Stone fruit are very susceptible to damage from the fungus and bacterial diseases that are prevalent in the cool humid climate conditions of the Puget Sound region. Also the lower seasonal heat levels, compared with regions such as eastern Washington or California, may not produce the high quality and flavor of the common commercial varieties. Some pollination problems occur when bad weather at bloom time limits bee activity, especially for early bloomers like apricots and early plums. Beginning in the early 1970s, Dr. Bob Norton started the stone fruit evaluation trials for the purpose of finding the stone fruit varieties that would produce a reliable crop of good quality fruit.
Productivity and disease susceptibility are the two major limiting factors in variety selection for peaches and nectarines in western Washington. Many varieties that do well in warmer areas are unproductive in the cooler marine climate of the Puget Sound region. Trials at Mount Vernon have eliminated a number of poorly performing varieties. Some reliable producers have fruit that is not top quality. Several introductions from the Harrow, Ontario fruit breeding program, and some other new introductions from New Jersey, Michigan, and Georgia have performed well.
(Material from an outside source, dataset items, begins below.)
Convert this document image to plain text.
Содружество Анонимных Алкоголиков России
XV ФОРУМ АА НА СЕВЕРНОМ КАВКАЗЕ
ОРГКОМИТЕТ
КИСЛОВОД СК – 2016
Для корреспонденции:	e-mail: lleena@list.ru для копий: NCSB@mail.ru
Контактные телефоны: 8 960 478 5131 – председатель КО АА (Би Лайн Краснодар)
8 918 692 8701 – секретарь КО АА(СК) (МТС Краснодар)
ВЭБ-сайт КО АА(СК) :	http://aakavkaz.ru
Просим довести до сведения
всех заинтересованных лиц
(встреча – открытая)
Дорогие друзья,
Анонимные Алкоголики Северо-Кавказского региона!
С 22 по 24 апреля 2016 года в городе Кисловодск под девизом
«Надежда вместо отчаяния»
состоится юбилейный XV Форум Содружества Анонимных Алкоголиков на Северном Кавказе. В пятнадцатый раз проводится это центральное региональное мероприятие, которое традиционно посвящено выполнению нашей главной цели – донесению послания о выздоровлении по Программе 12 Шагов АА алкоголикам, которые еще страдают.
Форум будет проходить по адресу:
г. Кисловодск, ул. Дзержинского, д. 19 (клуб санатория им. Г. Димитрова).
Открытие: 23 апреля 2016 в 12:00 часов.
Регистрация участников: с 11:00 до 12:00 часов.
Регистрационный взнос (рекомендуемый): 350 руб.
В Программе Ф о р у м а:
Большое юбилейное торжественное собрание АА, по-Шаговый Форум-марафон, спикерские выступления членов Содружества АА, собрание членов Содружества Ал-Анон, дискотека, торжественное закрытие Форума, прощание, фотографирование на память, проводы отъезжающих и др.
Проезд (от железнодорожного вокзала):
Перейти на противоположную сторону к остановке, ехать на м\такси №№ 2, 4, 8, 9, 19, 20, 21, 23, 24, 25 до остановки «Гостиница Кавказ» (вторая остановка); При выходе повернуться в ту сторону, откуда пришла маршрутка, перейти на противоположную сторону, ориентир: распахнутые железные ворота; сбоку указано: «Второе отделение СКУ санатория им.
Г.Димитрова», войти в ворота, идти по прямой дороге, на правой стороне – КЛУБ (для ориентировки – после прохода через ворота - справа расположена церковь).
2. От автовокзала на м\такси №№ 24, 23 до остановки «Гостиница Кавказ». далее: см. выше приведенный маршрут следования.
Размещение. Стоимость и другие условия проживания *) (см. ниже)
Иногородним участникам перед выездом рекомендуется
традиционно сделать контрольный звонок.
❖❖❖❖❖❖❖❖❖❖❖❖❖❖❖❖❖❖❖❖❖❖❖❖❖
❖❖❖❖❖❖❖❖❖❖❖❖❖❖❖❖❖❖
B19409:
Peach leaf curl, bacterial canker, brown rot and coryneum blight all attack peach and nectarine trees, so they are not good candidates for a no-spray orchard regime. Nectarines in particular can be subject to fruit cracking, which damages the fruit even if the cracks remain dry and do not develop rot.
For a summary of peach and nectarine variety trial results, see Stone Fruit Report 2009.
European, Asian and hybrid plums can all be grown successfully in our area. European plums (Prunus domestica) are generally the easiest to grow, and a wide range of these firm-fleshed, freestone types are available for home gardeners. Plum trees are usually vigorous and productive, less prone to disease and nutrition problems than other stone fruit kinds, and can be used not only for fresh eating but also for canning, drying, fruit leathers, and other culinary uses.
Japanese plums (P. salicina) and hybrid types (P. institia) can also do well, but variety selection is very important since certain varieties perform well and others are disappointing. Fruit is usually cling stone and more juicy than the European types. They are excellent for fresh eating and some can be used for flavorful jelly. Canning and drying are not recommended. Damson types and the small, round “bush” plums are often quite tart for fresh eating. However, they are very productive, supplying plenty of fruit for jelly, jam, and even wine.
For a summary of plum variety trial results, see Stone Fruit Report 2009.
Apricots are the most problematical of the stone fruits to grow in western Washington. They bloom early, often in February or March when cold weather prevents effective pollination or frost damages the flowers and young fruit. They are also susceptible to serious diseases such as bacterial canker, pseudomonas, and brown rot. Some varieties do not get as much heat as they need for proper maturity in our cool maritime climate. Here again research continues to seek out disease resistant, productive varieties that are better adapted to local conditions, but the goal of a truly well adapted apricot variety is still some way off. Shelter systems such as an espalier or trellis under the roof eaves, rain covers, high tunnels and hoop houses can help to give better results, combined with a vigilant disease control program.
For a summary of apricot variety trial results, see Harvest Report 2003: Tree Fruit.